Selling Sekhemka

Who the hell is Sekhemka? He was an Egyptian scribe who lived about 4500 years ago. A statue of him was gifted to the Northampton Museum in the 19th Century by Lord Northampton, in classic British tradition of stealing other people’s relics.

Now, however, the museum has put the statue up for auction for funds. It sold for a whopping £15.76 million - of which £6 million is going to the current Lord Northampton.

Alan Moore, the writer of Watchmen, has called the selling “catastrophic” and said "“I’ve donated things to the museum. But I would not be able to do that again in the knowledge that at some point in the future that gifts, made in good faith, could be sold off by a council.”

The Arts Council of England has said that selling the statue could result it the museum losing accreditation, which in turn means losing grants and funding and borrowing/lending items from other museums. Protesters say that as it was gifted to the museum, that’s where it belongs for public viewing.

The Egyptians are livid that the museum considers a piece of their history fit to sell to private bidders - the Egyptian ambassador calling selling it “an abuse to the Egyptian archaeology and the cultural property” and adding “A museum should not be a store. Sekhemka belongs to Egypt and if Northampton Borough Council does not want it then it must be given back.”

The museum says that it having had the statue in their possession for over a hundred years, during the past four years it has been in storage and the funds will be used for development and expansion of the museum.

Who’s right?

Ya know, if it has now come to the point where museum curators have lost the ability to tell right from wrong, what hope do the rest of us have? Humanity is screwed.

Look, there is no archeological data to be gained from the damned thing, it has been out of the ground and in a museum for a hundred years. If people won’t donate money to the museum, the museum is well within its rights to sell it off to get the money. Just like if it had a Van Gogh painting, it is free to sell it off if they need the money.
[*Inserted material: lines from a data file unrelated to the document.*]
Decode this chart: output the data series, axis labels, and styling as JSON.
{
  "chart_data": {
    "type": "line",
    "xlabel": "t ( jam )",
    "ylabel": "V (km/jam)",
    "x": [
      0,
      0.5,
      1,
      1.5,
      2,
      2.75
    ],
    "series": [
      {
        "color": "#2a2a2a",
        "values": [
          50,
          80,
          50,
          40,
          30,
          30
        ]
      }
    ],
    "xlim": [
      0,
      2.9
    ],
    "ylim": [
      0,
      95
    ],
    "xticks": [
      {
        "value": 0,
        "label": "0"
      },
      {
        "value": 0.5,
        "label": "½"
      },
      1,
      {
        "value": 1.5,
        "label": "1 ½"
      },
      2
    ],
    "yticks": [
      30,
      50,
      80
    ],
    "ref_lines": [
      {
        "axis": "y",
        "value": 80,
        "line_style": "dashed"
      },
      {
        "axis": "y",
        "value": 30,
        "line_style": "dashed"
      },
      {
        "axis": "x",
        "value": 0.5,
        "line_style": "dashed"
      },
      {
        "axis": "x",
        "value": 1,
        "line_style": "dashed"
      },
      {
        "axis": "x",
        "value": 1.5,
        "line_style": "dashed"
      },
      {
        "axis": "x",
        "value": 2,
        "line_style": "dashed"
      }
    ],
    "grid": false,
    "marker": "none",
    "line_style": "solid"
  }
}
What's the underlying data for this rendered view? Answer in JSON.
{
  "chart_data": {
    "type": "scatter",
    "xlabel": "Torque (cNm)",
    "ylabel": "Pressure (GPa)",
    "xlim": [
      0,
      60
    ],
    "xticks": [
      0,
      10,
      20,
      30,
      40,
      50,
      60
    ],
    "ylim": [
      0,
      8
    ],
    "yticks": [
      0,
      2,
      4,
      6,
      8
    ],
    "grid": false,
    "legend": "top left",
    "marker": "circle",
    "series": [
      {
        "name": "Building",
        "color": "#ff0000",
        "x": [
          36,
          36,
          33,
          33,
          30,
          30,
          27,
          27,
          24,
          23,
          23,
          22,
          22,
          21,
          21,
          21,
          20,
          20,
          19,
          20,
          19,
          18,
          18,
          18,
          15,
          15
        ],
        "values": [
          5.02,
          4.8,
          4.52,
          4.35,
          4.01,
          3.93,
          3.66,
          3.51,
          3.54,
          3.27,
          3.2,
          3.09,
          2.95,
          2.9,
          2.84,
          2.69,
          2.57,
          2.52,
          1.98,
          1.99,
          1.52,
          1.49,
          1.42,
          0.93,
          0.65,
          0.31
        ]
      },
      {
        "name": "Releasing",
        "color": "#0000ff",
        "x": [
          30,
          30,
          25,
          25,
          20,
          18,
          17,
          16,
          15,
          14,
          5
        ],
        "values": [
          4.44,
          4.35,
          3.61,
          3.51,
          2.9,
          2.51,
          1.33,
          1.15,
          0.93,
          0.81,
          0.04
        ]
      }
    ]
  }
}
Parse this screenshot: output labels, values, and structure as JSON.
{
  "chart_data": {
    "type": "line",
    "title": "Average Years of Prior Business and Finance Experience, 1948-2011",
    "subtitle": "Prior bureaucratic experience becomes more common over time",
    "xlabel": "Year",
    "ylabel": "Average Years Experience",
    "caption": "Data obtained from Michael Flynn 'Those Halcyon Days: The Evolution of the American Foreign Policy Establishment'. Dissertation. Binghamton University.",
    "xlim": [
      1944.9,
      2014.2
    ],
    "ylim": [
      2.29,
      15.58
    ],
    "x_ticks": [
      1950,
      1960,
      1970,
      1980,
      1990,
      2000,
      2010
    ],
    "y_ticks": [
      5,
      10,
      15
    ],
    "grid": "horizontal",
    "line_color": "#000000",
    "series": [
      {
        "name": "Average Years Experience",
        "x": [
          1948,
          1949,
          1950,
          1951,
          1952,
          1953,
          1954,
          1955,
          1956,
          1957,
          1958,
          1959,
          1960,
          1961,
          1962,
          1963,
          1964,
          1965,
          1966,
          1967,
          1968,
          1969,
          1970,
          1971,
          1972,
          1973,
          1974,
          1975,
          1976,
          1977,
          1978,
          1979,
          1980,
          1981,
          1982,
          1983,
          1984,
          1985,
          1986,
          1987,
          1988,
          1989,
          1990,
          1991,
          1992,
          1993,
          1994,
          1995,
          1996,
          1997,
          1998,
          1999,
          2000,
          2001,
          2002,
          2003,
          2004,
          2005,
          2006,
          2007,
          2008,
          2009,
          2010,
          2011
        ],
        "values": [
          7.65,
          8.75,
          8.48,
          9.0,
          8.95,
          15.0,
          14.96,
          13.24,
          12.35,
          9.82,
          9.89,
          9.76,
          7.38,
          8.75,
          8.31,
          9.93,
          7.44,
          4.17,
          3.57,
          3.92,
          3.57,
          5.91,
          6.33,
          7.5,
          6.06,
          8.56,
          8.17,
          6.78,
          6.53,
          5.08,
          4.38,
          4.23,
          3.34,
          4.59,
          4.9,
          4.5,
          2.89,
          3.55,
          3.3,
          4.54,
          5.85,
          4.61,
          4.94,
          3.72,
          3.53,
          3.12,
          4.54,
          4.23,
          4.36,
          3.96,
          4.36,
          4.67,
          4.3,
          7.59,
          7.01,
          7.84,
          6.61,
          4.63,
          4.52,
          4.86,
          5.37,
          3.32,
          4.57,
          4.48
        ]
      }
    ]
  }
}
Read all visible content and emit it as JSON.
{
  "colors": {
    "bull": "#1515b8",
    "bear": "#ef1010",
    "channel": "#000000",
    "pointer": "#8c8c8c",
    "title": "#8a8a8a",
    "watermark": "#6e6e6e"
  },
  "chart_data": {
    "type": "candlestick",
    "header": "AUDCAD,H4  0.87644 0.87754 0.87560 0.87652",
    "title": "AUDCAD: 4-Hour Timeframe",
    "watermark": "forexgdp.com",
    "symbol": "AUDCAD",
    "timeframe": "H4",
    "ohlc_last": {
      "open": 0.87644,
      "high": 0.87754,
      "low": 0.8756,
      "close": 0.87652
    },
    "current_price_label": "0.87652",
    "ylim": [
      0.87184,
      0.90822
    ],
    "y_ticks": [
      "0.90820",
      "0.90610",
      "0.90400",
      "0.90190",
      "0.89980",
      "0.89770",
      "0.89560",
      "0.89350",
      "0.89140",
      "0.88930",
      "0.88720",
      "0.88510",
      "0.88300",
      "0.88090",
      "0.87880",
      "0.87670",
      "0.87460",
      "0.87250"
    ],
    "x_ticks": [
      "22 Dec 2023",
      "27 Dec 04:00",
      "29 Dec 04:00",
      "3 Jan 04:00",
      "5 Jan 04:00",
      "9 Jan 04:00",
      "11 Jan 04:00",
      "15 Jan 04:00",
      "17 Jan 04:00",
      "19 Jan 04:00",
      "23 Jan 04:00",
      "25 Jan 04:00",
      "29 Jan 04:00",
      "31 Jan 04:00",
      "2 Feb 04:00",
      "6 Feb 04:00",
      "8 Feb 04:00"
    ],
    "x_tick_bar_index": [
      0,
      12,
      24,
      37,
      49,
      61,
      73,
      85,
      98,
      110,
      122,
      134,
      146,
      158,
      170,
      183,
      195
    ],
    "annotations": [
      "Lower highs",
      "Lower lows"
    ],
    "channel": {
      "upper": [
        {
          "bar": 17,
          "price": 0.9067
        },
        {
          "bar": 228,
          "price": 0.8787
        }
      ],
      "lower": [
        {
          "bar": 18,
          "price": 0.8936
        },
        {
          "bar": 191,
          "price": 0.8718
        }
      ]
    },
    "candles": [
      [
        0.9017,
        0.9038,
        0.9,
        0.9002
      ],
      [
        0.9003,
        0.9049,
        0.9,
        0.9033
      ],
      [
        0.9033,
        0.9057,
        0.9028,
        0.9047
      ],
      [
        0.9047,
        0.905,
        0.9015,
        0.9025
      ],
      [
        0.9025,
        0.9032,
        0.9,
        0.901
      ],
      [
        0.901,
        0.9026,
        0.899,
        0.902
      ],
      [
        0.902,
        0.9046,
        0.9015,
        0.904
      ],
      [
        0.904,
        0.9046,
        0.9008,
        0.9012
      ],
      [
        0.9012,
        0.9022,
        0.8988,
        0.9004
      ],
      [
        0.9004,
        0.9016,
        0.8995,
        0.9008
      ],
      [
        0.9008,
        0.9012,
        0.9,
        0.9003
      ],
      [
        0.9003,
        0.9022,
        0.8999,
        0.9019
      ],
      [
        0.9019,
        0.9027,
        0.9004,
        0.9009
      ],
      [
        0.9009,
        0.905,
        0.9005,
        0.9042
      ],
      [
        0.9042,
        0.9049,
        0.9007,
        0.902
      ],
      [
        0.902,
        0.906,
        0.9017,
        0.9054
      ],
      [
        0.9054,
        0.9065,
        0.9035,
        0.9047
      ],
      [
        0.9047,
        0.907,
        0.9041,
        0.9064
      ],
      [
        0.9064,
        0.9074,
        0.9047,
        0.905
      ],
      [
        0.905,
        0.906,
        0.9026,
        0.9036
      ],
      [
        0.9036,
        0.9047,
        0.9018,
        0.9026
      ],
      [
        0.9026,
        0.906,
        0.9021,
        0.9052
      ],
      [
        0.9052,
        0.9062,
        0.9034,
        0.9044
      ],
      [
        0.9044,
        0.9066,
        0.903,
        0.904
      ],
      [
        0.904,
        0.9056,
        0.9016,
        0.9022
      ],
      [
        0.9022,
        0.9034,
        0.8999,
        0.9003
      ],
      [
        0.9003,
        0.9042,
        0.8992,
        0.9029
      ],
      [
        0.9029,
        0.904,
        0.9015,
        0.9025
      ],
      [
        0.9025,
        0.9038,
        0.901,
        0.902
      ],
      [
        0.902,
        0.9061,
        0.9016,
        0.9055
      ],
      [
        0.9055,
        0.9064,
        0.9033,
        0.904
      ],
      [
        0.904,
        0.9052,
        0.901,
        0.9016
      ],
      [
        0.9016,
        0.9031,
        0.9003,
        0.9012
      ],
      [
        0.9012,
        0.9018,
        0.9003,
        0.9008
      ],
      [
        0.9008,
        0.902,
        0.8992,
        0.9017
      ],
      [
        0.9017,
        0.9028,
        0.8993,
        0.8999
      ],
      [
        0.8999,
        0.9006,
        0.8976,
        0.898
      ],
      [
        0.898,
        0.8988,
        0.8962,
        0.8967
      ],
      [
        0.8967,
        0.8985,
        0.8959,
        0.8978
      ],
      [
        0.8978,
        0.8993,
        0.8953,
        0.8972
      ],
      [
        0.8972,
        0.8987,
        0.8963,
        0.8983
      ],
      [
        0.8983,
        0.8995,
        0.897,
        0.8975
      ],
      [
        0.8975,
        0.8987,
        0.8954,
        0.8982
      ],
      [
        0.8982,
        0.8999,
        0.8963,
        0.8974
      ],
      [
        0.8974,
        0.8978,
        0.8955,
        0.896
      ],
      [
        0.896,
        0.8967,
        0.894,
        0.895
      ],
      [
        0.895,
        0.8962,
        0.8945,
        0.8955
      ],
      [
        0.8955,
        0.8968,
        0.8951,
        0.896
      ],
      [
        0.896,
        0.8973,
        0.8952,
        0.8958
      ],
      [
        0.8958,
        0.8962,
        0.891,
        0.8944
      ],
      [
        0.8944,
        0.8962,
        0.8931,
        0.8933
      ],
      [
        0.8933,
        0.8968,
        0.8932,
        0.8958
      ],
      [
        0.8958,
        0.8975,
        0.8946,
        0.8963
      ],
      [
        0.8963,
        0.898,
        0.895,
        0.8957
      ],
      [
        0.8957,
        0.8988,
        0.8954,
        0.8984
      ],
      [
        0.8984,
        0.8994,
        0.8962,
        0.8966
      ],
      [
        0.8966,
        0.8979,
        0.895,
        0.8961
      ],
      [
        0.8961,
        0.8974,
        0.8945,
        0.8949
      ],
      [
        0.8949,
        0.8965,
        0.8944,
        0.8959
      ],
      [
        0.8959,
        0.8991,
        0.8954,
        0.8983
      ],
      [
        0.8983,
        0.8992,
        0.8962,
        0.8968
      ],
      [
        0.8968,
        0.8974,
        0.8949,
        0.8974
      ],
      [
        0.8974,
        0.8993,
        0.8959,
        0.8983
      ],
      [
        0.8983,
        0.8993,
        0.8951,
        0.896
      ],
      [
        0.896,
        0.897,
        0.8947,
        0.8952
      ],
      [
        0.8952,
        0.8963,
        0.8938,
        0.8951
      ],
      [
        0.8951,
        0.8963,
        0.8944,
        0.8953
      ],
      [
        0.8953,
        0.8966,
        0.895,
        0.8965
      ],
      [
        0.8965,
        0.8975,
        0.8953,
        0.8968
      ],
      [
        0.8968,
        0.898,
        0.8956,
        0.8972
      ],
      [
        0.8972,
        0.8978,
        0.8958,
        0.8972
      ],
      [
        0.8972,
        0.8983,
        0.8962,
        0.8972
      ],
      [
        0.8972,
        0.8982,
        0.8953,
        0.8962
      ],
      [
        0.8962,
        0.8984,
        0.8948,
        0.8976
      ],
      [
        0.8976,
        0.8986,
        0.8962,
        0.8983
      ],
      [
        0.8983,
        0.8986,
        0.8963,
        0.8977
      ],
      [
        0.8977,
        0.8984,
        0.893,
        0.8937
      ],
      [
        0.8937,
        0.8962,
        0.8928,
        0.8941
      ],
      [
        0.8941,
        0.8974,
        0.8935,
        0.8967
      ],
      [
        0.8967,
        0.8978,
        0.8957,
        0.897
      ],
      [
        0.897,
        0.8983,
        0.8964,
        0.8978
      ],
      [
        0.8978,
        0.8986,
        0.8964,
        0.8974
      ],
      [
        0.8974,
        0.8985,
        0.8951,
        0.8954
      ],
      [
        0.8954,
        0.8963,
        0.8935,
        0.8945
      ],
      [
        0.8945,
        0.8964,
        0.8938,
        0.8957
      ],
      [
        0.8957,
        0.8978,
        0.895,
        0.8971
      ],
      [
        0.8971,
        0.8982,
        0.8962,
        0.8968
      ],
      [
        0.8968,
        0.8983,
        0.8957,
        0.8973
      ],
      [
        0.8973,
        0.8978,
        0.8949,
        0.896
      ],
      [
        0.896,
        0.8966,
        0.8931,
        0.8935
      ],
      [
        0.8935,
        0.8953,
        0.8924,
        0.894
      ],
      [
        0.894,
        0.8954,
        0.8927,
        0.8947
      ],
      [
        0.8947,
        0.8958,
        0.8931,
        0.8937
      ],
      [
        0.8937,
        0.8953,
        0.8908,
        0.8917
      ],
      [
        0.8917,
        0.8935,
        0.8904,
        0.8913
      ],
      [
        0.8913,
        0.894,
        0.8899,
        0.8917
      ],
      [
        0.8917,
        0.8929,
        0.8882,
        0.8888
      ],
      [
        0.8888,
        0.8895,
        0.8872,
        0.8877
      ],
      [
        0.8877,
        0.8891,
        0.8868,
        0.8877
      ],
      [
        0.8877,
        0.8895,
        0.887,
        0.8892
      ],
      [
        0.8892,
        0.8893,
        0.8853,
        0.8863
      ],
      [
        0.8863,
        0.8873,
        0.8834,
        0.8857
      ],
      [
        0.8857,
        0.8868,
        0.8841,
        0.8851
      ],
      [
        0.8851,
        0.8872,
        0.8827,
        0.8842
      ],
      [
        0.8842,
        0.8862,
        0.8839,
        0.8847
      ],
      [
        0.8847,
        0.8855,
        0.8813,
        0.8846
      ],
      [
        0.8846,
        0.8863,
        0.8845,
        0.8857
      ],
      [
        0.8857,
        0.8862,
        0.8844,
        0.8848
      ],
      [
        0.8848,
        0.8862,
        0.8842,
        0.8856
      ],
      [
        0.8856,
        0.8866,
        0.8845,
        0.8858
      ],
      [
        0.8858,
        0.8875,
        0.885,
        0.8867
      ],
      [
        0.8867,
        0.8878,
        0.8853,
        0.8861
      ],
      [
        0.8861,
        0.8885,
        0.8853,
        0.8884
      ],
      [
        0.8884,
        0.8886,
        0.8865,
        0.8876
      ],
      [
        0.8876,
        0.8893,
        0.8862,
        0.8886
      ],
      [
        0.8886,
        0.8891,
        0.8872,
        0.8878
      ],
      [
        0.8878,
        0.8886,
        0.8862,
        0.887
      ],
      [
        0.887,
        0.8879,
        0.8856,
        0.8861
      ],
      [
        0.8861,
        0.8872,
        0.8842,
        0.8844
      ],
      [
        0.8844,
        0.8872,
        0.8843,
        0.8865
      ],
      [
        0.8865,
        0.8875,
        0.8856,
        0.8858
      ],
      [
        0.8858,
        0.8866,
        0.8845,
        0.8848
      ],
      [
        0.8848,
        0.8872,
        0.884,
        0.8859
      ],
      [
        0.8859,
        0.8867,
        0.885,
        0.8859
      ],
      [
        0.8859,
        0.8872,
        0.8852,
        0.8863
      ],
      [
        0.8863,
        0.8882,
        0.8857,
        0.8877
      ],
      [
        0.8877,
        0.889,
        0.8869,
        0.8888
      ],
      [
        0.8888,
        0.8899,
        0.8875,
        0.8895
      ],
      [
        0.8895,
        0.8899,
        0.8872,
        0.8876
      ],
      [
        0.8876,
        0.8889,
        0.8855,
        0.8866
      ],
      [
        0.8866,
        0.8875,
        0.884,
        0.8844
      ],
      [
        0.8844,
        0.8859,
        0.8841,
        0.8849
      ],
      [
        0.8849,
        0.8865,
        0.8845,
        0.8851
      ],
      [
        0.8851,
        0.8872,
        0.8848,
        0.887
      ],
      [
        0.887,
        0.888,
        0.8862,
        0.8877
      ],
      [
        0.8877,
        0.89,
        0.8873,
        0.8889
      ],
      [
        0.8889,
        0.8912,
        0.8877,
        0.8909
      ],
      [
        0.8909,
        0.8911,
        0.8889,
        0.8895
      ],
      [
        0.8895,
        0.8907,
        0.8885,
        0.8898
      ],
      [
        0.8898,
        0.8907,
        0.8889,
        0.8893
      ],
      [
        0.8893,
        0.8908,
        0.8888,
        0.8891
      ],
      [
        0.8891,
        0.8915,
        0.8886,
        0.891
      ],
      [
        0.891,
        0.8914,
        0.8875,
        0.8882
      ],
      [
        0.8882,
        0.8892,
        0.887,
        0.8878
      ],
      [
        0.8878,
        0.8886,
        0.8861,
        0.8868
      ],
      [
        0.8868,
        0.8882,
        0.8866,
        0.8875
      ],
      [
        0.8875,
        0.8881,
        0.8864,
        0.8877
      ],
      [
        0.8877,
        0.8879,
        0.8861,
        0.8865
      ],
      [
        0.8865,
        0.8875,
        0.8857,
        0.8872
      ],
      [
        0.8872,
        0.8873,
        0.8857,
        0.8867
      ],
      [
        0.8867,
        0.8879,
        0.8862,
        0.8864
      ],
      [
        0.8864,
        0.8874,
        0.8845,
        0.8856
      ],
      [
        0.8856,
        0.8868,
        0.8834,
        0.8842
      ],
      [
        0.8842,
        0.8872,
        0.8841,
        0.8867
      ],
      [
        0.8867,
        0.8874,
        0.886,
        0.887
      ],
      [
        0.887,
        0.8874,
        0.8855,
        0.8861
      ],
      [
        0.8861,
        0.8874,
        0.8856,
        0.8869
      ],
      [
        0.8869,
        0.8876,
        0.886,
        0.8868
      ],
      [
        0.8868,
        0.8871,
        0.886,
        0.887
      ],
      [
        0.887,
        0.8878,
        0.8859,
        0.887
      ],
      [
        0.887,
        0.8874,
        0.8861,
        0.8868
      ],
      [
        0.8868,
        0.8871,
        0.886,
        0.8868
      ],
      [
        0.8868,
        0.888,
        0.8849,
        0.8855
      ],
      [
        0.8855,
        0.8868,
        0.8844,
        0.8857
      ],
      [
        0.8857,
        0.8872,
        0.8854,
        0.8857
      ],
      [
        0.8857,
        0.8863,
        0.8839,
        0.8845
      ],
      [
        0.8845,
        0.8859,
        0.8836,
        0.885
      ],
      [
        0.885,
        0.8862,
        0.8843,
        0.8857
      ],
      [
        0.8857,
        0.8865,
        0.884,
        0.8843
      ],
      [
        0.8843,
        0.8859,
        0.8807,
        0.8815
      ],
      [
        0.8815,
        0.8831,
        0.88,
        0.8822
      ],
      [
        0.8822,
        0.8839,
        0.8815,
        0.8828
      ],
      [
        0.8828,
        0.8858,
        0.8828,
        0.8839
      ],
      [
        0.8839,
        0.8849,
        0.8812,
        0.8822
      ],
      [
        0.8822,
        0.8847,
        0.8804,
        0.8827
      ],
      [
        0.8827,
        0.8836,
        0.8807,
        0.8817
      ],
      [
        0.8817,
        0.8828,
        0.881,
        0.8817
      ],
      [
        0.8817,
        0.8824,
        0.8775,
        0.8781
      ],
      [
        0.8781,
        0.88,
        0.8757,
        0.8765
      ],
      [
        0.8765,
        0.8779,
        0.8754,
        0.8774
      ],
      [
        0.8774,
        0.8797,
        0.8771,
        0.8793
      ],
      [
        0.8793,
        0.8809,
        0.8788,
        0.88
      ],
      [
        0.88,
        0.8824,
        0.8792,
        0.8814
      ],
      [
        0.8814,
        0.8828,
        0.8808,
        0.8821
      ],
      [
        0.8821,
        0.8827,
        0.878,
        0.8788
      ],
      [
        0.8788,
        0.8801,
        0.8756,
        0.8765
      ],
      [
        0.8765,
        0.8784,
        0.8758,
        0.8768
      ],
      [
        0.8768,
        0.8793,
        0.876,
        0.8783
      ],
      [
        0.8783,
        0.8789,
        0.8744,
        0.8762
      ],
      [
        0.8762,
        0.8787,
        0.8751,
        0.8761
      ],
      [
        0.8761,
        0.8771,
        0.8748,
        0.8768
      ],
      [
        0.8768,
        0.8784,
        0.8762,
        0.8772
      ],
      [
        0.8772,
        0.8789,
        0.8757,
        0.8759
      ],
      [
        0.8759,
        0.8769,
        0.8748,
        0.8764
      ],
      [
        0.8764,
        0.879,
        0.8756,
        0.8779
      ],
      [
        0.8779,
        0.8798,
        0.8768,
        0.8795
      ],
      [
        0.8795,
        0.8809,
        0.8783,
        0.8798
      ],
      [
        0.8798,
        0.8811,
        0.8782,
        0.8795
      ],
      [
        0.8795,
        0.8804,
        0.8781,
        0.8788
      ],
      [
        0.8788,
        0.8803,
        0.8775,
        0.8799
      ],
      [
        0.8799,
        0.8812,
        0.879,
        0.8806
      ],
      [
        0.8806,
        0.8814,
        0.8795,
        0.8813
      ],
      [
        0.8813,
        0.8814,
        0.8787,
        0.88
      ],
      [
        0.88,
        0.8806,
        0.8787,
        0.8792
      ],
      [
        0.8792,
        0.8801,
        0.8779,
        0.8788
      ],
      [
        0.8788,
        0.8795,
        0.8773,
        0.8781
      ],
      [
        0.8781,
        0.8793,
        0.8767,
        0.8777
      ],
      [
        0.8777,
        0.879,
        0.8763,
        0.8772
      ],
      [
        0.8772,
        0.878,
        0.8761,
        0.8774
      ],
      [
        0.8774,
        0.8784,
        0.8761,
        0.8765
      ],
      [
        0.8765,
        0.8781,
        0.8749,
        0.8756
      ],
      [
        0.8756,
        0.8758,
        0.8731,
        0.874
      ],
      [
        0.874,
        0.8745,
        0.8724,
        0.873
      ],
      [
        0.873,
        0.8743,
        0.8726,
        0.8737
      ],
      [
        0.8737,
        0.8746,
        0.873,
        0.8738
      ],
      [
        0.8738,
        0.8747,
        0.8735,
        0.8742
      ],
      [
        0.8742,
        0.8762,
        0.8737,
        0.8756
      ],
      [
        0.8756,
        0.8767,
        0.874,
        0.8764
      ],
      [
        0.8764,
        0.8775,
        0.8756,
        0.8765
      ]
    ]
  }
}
I do deplore the private market that buys antiquities from disreputable sources, but buying something known from a museum? I don’t see what is chapping peoples asses. Same with the marbles from the Parthenon, the legal government in control sold them of. So sad that the current government of Greece isn’t the same one, but tough fucking shit. Same with the stuff that was legally removed from Egypt in the past, sucks to be you that in 1923 the laws were different, but the stuff was shipped to Europe and the US legally. If the current owners want to donate it back to Egypt, that is one thing, but trying to force it sucks.